Disinformazione digitale – Del resto che la disinformazione digitale sia “uno dei principali rischi della società moderna” lo ha intuito – e dichiarato a voce alta – il Report 2013 del World Economic Forum. Perché le bufale a volte sono costruite ad arte. E non sempre da burloni in vena di scherzi. Lo sa bene il Presidente americano Barak Obama, che ha dovuto reagire a una colossale bufala (la diffusione, da parte del movimento Sandy Hook Truthers, della notizia che sarebbe nato in Kenya) pubblicando il certificato di nascita sul sito della Casa Bianca. Con una notizia palesemente falsa, alla quale ancora oggi credono milioni di persone, si mette in crisi anche l’uomo più potente della terra. Siamo così fragili e indifesi di fronte a queste “non notizie” che a volte finiamo per credere a cose davvero incredibili. Lo scorso anno ha fatto il giro del mondo la notizia della donna (Jasmine Tridevile) con tre seni. Con tanto di fotografia su Facebook, particolari sul costo dell’intervento (20 mila dollari) e ragione perché lo avrebbe fatto (disgustare gli uomini per non avere più nulla a che fare con loro). Peccato che fosse tutto falso, anche se ci hanno creduto milioni di persone.

Generalizzazione e mancanza di competenza – Secondo David Lazer, docente esperto in Computational Social Science, sarebbe l’eccessiva disponibilità dell’informazione a favorire l’insorgere di questi falsi miti. La presenza di una vastità multiforme di contenuti prodotti liberamente agevolerebbe, infatti, la costruzione di numerose leggende. Così come succede nel racconto orale, dove nello scambio di informazioni si tende a generalizzare e semplificare, dalla descrizione generalista e poco puntuale dell’utente in rete scaturirebbe un falso mito; secondo Lazer sarebbe l’assenza di una corretta preparazione scientifica a far nascere una “bufala”. Opinione condivisa da Rosaria Conte, vice presidente del Consiglio Scientifico del CNR. Il problema è infatti “la mancanza di preparazione scientifica da parte di chi fornisce, e fruisce, le notizie. A essere virali non sono tanto le bufale ma le informazioni non verificate e la loro conseguente accettazione acritica. Un atteggiamento da abbandonare”.

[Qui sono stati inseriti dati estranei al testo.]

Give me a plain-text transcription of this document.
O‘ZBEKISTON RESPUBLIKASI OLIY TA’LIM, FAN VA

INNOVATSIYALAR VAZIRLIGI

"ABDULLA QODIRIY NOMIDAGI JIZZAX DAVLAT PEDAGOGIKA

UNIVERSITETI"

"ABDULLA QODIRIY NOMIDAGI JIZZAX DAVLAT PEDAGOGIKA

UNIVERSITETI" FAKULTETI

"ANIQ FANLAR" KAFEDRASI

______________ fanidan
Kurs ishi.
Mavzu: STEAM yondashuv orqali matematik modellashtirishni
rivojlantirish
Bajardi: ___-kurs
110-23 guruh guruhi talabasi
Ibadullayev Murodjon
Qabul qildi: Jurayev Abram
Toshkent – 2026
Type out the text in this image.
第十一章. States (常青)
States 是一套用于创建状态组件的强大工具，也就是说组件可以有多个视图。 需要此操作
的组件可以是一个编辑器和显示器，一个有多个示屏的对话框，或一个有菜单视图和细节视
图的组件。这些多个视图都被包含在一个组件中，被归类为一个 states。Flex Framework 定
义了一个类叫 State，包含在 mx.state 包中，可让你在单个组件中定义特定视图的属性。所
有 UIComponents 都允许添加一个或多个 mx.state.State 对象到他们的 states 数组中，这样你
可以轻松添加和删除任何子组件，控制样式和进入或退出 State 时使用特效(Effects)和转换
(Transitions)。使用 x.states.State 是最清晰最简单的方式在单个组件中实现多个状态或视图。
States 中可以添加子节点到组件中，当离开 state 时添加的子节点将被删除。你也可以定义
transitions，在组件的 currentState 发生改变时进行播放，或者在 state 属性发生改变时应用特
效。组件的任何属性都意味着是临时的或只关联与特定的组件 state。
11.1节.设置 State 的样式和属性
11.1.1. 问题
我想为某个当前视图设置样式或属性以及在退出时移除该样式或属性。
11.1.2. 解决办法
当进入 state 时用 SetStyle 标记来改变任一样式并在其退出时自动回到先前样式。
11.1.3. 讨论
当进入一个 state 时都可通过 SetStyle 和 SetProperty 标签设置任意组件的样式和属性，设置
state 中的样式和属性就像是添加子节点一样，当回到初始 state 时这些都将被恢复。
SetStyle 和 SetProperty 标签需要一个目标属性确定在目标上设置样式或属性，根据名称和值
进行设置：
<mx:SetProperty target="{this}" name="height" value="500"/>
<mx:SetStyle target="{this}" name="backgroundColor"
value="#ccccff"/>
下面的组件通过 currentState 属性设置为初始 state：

Bufale e virus – Una volta creata, la bufala esplode come una bomba in un terreno di cultura che amplifica gli effetti della deflagrazione. E si diffonde esattamente come farebbe un virus. Come ha sottolineato al riguardo lo studioso Alessandro Vespignani, un fisico che studia i modelli previsionali delle epidemie, “l’informazione è un fenomeno di contagio sociale. Solo che in questo caso a passare di persona in persona non è un virus, un patogeno, ma un concetto, che si diffonde di testa in testa. Nel momento in cui recepisco alcune informazioni dai miei amici e comincio a ripeterle, è come se fossi stato infettato. E infettassi gli altri a mia volta”. Il problema è semplice: internet crea una falsa illusione. L’orizzontalità del sapere. “Mettendo qualsiasi cosa a disposizione di tutti – spiega Vespignani – fa credere a chiunque di poter masticare ogni informazione in modo efficace. Purtroppo non è vero. A volte ci vogliono anni di studi per capire determinate notizie. E discriminare quale sia l’informazione corretta e quale no”.